Esses foram os instrumentos utilizados por Sirlei para dar
novos rumos a sua vida e também da sua cidade. Seu
primeiro trabalho em Carapicuíba se deu ainda quando
era estagiária. Sirlei se envolveu em um movimento
estudantil chamado Aliança Bíblica Universitária
do Brasil, que trabalha a questão da sensibilização
e da consciência social do estudante e do profissional
colocando sua profissão a serviço da comunidade.

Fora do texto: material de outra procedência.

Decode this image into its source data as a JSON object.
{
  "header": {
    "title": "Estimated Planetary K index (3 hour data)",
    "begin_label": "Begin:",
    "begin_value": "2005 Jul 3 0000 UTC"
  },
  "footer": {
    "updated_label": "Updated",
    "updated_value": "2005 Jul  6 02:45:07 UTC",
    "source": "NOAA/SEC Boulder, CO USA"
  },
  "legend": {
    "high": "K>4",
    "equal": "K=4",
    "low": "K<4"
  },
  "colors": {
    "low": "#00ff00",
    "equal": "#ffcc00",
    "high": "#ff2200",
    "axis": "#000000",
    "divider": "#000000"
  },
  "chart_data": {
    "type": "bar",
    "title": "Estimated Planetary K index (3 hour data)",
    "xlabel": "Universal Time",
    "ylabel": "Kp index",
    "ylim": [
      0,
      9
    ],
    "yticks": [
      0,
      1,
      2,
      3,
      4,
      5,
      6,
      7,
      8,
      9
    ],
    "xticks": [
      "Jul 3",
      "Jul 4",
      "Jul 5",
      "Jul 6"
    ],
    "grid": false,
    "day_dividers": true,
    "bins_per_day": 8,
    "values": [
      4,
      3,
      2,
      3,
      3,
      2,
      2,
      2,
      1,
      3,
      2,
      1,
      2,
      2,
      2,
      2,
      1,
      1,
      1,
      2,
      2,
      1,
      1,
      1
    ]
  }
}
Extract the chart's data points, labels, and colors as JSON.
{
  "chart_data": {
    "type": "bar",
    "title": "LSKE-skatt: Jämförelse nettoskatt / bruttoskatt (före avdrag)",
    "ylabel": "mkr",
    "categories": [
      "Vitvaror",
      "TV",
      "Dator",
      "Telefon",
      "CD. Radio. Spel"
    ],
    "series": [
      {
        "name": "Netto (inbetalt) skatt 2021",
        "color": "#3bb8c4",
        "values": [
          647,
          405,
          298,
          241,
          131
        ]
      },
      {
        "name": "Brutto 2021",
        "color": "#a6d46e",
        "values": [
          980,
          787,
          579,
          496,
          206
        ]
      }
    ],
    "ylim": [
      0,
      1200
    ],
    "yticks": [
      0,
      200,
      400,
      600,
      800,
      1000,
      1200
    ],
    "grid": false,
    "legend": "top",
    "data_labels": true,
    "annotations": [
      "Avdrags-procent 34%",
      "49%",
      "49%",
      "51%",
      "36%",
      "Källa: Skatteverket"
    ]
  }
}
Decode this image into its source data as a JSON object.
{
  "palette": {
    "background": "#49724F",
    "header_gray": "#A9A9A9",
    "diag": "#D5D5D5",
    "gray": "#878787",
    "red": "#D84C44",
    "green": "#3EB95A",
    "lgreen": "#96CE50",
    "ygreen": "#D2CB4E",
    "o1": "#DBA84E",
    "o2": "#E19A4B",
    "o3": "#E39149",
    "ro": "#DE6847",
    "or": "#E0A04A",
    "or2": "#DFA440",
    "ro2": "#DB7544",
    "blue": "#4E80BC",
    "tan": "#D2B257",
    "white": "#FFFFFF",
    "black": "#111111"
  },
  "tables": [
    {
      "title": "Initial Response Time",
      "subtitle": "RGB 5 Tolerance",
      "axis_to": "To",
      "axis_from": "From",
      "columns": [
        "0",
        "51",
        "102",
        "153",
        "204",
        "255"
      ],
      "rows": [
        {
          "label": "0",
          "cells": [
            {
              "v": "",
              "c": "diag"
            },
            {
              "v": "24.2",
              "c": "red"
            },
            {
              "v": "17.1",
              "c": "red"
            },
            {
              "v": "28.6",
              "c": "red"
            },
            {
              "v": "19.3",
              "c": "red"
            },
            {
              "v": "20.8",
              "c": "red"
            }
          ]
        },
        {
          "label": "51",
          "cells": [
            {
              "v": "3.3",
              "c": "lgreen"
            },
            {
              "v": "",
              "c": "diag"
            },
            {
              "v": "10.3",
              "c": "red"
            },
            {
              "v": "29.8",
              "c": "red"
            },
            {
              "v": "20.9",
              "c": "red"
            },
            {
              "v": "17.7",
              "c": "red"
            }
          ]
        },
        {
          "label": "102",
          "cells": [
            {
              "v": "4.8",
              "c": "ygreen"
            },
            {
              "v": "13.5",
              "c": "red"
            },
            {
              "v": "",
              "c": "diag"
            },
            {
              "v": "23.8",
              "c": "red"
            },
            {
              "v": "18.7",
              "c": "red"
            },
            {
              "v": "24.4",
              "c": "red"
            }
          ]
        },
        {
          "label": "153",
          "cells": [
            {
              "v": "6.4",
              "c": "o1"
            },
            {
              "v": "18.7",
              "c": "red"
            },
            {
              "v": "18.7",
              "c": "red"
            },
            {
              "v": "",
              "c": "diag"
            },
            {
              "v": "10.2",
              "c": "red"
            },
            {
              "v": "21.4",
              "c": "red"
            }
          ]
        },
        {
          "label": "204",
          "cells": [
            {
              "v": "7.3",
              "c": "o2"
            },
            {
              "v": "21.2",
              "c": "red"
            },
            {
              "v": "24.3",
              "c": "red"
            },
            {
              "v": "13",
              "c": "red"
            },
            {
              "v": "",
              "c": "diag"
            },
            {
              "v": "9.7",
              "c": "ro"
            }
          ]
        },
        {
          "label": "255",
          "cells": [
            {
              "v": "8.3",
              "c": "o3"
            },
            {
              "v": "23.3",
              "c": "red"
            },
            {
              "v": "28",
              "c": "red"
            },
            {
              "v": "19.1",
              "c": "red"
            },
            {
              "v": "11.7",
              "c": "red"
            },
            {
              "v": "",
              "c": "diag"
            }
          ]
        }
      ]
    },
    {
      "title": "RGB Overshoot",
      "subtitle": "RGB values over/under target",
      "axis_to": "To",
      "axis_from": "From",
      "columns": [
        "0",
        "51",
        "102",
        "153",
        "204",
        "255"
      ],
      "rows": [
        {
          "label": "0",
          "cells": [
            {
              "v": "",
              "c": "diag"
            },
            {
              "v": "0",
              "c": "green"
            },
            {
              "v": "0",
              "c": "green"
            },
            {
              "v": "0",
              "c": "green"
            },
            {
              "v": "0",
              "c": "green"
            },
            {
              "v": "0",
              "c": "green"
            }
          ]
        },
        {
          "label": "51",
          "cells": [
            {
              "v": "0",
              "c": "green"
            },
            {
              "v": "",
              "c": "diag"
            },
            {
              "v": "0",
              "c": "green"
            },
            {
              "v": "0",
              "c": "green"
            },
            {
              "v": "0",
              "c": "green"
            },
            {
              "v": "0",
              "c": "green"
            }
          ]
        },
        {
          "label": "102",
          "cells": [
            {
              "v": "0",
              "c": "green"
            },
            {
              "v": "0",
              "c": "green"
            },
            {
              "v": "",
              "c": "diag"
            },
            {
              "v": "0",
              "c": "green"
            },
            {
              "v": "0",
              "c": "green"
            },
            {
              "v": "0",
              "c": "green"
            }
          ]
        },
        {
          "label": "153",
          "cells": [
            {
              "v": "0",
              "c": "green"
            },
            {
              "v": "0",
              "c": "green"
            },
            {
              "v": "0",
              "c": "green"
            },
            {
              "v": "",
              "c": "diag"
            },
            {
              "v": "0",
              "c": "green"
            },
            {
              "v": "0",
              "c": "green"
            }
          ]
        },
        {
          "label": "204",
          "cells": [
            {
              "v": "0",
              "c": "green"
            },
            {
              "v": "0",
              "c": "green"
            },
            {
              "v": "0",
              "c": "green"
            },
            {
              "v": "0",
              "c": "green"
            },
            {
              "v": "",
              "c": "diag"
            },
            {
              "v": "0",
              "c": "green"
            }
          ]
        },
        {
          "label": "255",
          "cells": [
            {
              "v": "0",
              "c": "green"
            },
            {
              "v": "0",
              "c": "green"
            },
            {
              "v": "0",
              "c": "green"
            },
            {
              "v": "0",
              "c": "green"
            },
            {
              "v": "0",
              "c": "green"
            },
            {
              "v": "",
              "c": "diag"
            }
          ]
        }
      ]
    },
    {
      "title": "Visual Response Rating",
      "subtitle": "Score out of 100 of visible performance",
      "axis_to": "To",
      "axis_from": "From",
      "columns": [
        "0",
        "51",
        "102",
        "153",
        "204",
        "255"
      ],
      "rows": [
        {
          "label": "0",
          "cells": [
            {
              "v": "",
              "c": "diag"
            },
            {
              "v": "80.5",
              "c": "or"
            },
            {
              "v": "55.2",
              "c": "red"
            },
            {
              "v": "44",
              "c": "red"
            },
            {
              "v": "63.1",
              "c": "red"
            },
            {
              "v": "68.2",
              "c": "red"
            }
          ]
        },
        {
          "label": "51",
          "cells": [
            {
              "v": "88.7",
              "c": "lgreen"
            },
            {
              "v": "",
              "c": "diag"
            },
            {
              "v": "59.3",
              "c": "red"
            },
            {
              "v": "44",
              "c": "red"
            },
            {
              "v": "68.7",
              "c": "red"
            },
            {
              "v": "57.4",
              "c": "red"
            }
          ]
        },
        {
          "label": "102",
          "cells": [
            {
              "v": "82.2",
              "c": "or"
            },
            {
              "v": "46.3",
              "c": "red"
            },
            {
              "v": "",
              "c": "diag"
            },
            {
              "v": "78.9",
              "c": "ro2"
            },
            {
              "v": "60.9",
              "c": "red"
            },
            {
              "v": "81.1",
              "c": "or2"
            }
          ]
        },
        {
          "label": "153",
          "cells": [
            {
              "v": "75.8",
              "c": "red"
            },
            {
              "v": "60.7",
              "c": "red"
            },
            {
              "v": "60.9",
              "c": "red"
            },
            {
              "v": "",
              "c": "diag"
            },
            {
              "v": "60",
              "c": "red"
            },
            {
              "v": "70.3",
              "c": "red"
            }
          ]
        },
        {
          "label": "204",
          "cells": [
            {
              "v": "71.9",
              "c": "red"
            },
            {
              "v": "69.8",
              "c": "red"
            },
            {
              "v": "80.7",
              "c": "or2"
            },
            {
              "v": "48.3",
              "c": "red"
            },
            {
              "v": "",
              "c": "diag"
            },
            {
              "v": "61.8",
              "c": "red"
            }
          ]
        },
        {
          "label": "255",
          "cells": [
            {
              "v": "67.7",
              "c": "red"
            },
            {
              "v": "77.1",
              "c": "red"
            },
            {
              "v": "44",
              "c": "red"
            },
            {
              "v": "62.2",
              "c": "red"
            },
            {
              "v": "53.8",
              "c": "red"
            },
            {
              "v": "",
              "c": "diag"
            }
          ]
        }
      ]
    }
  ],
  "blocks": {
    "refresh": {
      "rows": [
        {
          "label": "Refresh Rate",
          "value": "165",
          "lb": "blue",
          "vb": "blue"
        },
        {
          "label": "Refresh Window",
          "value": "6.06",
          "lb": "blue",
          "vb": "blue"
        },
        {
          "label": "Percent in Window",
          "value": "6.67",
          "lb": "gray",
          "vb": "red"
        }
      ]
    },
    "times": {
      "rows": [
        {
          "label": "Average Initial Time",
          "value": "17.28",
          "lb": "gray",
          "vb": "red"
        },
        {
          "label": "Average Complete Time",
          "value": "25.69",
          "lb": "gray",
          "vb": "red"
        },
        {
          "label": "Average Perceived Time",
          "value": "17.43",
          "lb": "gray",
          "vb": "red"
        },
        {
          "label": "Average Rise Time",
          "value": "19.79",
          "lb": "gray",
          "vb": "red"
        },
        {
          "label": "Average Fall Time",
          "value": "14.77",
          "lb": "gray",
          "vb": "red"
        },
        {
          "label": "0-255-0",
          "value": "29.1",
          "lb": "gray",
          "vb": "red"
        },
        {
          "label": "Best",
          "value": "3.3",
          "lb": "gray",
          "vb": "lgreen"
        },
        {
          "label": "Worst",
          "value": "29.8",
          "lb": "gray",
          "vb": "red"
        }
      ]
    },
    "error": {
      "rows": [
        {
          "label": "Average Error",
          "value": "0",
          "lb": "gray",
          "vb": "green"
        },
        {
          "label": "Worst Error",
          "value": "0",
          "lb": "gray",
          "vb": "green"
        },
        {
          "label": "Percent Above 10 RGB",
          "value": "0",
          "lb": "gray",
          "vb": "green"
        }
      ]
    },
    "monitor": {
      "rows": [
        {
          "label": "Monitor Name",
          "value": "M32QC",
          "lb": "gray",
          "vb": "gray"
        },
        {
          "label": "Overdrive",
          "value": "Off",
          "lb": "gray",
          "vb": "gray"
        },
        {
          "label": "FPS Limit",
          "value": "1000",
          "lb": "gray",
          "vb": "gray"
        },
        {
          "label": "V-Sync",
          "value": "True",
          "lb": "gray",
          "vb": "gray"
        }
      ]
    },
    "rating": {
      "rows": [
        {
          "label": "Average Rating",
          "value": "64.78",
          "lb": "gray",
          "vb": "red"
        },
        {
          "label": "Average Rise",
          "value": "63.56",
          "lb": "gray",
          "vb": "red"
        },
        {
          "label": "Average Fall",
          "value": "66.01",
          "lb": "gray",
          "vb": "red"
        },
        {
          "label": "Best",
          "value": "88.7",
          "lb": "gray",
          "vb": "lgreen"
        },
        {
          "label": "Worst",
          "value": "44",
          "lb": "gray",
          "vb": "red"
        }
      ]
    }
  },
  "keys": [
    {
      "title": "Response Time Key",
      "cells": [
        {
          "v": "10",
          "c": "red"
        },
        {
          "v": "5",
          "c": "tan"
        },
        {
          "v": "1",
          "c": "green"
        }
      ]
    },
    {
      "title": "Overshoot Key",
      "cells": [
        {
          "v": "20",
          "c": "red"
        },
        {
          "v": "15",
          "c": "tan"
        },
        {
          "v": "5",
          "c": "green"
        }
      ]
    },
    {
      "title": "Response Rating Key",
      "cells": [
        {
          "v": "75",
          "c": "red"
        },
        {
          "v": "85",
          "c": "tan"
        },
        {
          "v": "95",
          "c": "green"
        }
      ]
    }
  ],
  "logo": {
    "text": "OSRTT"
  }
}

O grupo, formado por 40 estudantes de diversas áreas,
começou a desenvolver um trabalho na cidade com um
grupo de mães. Em 1982, os jovens fundaram o Projeto
Missionário Vila Capriotti - o Centro de Educação
Cuca Legal (nome fantasia) -, com uma verba conquistada junto
ao movimento na Alemanha. "Era uma visão motivada
pelo contexto político de 1980 com muitas greves e
mobilização política. Queríamos
mudar o mundo. A gente foi para lá achando que ia fazer
tudo certinho, mas a estratégia de envolvimento com
a comunidade no início não foi correta. Primeiro
compramos a sede, e depois, aos poucos, é que fomos
envolvendo o pessoal da comunidade. Depois precisamos resgatar
esse contato. Foi muito difícil. Éramos muito
idealistas. Quando você vai para a comunidade, vê
que a realidade é bem diferente. Não precisa
usar tanta técnica. Basta você se relacionar,
se envolver e ter um trabalho coletivo. È necessário
saber ouvir as pessoas, as suas necessidades e priorizar estas
necessidades junto à comunidade".
Depois de formada, Sirlei trabalhou três anos no projeto
rural Bem-Estar do Menor, na cidade de Sabinópolis,
no nordeste de Minas Gerais. Mas, acabou voltando para Carapicuíba.
"Acho que uma questão de vocação,
de olhar a necessidade do outro, com ideologia de construir
um mundo melhor. Vem de dentro mesmo", ressalta. Quando
chegou na cidade, a equipe tinha se reduzido a apenas seis
pessoas. Do grupo antigo, somente Sirlei e o marido permaneceram.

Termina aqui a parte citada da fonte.